The Call of Duty franchise has travelled a long way from its original setting of World War II. Infinity Ward’s Modern Warfare sub-series brought the incredibly popular first-person shooter franchise to the modern day, while Treyarch’s Black Ops and Sledgehammer Games’ Advanced Warfare have also taken Call of Duty in branching directions. With the upcoming release of Call of Duty: Infinite Warfare, it looks as though Infinity Ward is once again pushing for a new story within the overall franchise.
At least, that’s what narrative director Taylor Kurosaki expects out of the game. Speaking in an interview with Polygon, Kurosaki discussed the potential that Call of Duty: Infinite Warfare has to become another sub-series within the larger Call of Duty space. “We want to establish our own new sub-franchise,” said Kurosaki. “Our own new branch of the Call of Duty tree.”
It seems like the Infinity Ward team is putting a lot of work into building the world of Infinite Warfare, which takes players into zero-gravity firefights, and would like to see that landscape explored beyond just a one-off title. “What we are developing here could certainly support multiple games,” Kurosaki continued. “We’re trying to develop a very rich world that we’re not even close to exhausting.”
Indeed, Kurosaki even compares this undertaking to that of Infinity Ward when the Modern Warfare series was first being created. “I’m sure that the Infinity Ward team felt the same kind of tremendous burden when they went from World War II to modern warfare,” said Kurosaki.

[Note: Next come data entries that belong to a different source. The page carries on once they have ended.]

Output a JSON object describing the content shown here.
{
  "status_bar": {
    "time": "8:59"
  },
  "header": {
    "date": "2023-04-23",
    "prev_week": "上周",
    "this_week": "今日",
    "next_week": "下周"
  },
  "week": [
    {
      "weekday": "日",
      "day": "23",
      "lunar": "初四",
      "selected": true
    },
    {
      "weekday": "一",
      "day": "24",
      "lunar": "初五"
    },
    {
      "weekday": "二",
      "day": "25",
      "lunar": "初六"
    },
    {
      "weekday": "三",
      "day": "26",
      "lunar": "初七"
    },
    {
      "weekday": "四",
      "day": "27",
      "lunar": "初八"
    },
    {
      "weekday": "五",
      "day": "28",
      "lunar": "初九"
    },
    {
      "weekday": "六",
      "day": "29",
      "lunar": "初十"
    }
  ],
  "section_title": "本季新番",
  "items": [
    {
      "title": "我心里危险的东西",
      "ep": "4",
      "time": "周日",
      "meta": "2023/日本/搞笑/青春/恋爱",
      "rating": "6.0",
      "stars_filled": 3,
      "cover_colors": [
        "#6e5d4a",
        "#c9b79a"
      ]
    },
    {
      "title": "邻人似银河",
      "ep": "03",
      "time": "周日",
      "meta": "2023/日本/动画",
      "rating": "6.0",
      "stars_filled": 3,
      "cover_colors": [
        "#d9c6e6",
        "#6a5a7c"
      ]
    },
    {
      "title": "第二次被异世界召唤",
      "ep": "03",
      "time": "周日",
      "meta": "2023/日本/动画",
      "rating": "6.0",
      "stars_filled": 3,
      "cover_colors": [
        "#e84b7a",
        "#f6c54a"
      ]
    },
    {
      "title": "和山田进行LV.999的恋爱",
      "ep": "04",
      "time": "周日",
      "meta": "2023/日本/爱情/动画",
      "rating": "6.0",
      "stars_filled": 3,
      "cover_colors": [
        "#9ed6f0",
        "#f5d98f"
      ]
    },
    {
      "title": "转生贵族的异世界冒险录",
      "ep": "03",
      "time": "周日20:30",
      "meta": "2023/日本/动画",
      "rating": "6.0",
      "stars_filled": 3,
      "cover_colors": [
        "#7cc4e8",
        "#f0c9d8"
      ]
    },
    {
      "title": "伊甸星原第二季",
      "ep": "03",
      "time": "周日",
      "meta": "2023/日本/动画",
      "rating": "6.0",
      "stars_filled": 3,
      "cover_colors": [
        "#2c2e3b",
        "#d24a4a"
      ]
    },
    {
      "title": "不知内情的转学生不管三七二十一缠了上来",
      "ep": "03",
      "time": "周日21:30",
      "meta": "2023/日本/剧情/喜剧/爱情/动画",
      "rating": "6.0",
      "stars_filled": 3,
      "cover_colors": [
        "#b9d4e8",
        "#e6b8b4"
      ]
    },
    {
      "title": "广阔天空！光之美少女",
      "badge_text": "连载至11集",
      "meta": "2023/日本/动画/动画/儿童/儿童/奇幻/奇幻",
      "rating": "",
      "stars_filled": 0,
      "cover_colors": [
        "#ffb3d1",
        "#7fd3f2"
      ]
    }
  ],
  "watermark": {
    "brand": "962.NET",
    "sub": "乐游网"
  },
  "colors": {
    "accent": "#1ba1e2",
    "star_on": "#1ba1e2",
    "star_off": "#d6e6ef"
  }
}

Explaining that there are many “under-the-hood” changes taking place, Kurosaki stated that “it’s the kind of herculean task that someone wouldn’t want to do each and every time out.”
It certainly seems to be an additional pressure on the developers of Call of Duty games, perhaps due to the franchise’s strict release structure. Although the addition of Sledgehammer Games to the Call of Duty roster has loosened up the ability to be creative, and given the different studios freedom to fail, there is still a swift turnaround required that means building an entire world from the ground-up may not be maintainable – particularly when the game is adding new features such as side missions and off-rails space battles.
That said, perhaps Infinity Ward should steer clear of speaking about potential sequels until the game has actually been released. So far, Infinite Warfare has garnered a less-than-positive reception from gamers, and although the title will still most likely be a commercial hit, Activision may not want to stick with a sub-series that has riled the fans so much. Perhaps September’s Infinite Warfare multiplayer reveal with be able to bring some gamers around, and also give those interested in the game a better idea of how it’s shaping up.
Call of Duty: Infinite Warfare will be released on November 4 for PC, PS4, and Xbox One.